Luna mengangguk. Jemarinya menyentuh punggung tangan Bunda yang bertengger di sebelah bahu. "Maaf, Luna baru sampai rumah jam segini. Tadi, Luna sekalian makan malam dulu bareng Pelangi."
"Oh, begitu," balas Radha—bunda Luna—merespons seadanya. Ruas jemarinya yang kaku kini mulai beralih mengusap pipi sendiri. Tak lama kemudian, Radha menoleh niat memberi isyarat kepada Sandi—ayah Luna.
"Luna pasti capek, ya, seharian ini banyak banget aktivitasnya?" Sandi berucap sembari memasang raut cerianya di wajah. Gestur lelah yang sebelumnya tampak kental di netra Luna, mendadak hilang ditelan kebohongan. "Kalau memang kamu udah makan dan langsung mau tidur, nggak apa-apa masuk kamar aja. Biar makanannya Ayah sama Bunda yang beresin, ya?"

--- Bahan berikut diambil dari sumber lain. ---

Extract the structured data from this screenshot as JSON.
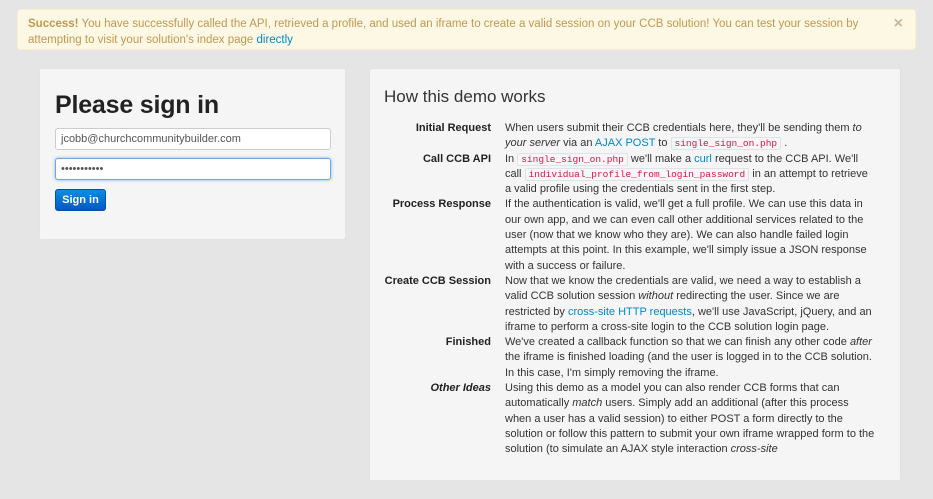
{
  "alert": {
    "strong": "Success!",
    "message": " You have successfully called the API, retrieved a profile, and used an iframe to create a valid session on your CCB solution! You can test your session by attempting to visit your solution's index page ",
    "link": "directly",
    "close": "×"
  },
  "signin": {
    "heading": "Please sign in",
    "email_value": "jcobb@churchcommunitybuilder.com",
    "password_value": "•••••••••••",
    "button": "Sign in"
  },
  "demo": {
    "heading": "How this demo works",
    "items": [
      {
        "term": "Initial Request",
        "parts": [
          "When users submit their CCB credentials here, they'll be sending them ",
          "to your server",
          " via an ",
          "AJAX POST",
          " to ",
          "single_sign_on.php",
          " ."
        ]
      },
      {
        "term": "Call CCB API",
        "parts": [
          "In ",
          "single_sign_on.php",
          " we'll make a ",
          "curl",
          " request to the CCB API. We'll call ",
          "individual_profile_from_login_password",
          " in an attempt to retrieve a valid profile using the credentials sent in the first step."
        ]
      },
      {
        "term": "Process Response",
        "parts": [
          "If the authentication is valid, we'll get a full profile. We can use this data in our own app, and we can even call other additional services related to the user (now that we know who they are). We can also handle failed login attempts at this point. In this example, we'll simply issue a JSON response with a success or failure."
        ]
      },
      {
        "term": "Create CCB Session",
        "parts": [
          "Now that we know the credentials are valid, we need a way to establish a valid CCB solution session ",
          "without",
          " redirecting the user. Since we are restricted by ",
          "cross-site HTTP requests",
          ", we'll use JavaScript, jQuery, and an iframe to perform a cross-site login to the CCB solution login page."
        ]
      },
      {
        "term": "Finished",
        "parts": [
          "We've created a callback function so that we can finish any other code ",
          "after",
          " the iframe is finished loading (and the user is logged in to the CCB solution. In this case, I'm simply removing the iframe."
        ]
      },
      {
        "term": "Other Ideas",
        "parts": [
          "Using this demo as a model you can also render CCB forms that can automatically ",
          "match",
          " users. Simply add an additional (after this process when a user has a valid session) to either POST a form directly to the solution or follow this pattern to submit your own iframe wrapped form to the solution (to simulate an AJAX style interaction ",
          "cross-site"
        ]
      }
    ]
  }
}
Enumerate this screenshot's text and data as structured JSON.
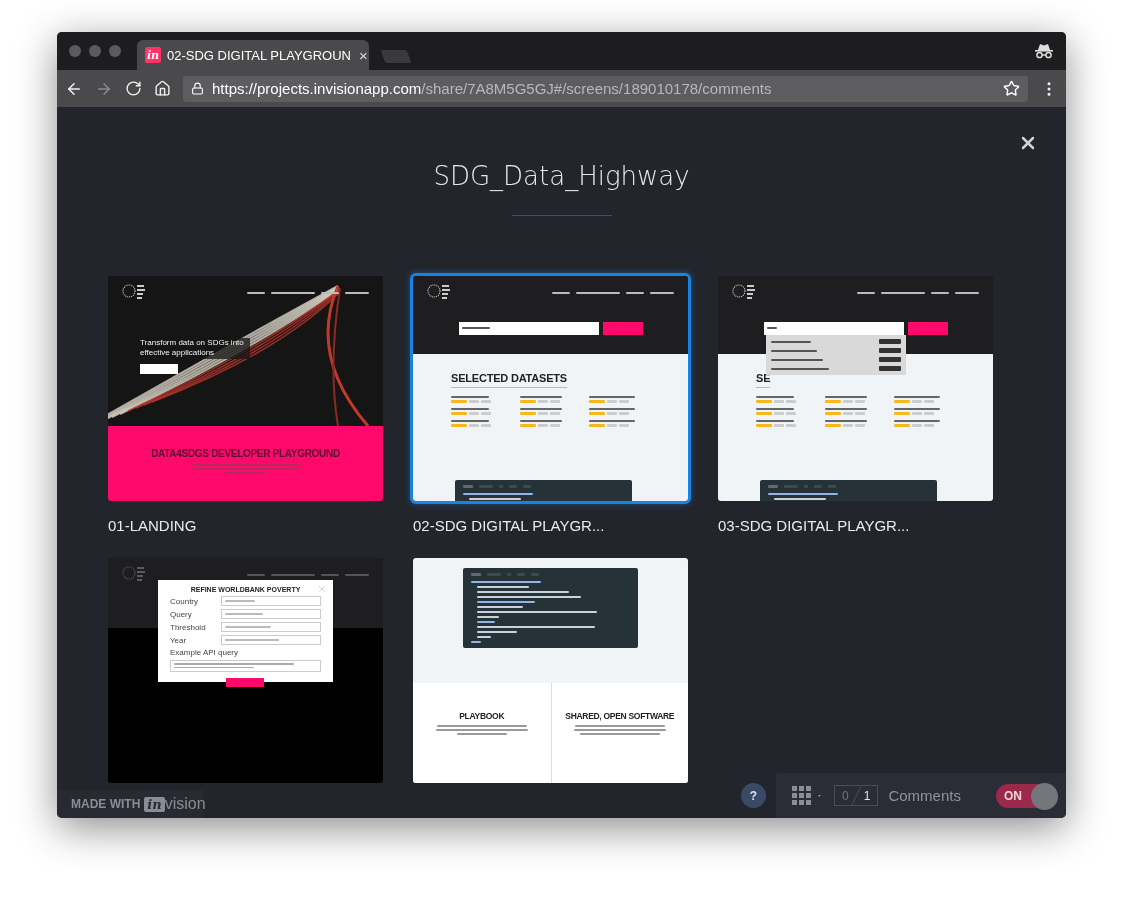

Sapuan tangan Ayah yang mengusap ke belakang kepala mengakibatkan Luna termenung sejenak. Semburat kasih sayang yang tersimpan di setiap jengkalnya tidak pernah lepas Luna rindukan. Hangat sentuhan tersebut seharusnya menghadirkan rasa aman di hati Luna. Namun, bayang kabur yang berkisar di antaranya malah menakuti Luna tiada kira.
Luna tahu sepanjang ia tinggal di rumah ini, Ayah dan Bunda tidak lekas berhenti mencintainya. Oleh sebab itu, andai sewaktu-waktu pertengkaran hebat benar-benar melenyapkan sumber kebahagiannya, Luna tidak tahu lagi dapat mencari penggantinya ke mana.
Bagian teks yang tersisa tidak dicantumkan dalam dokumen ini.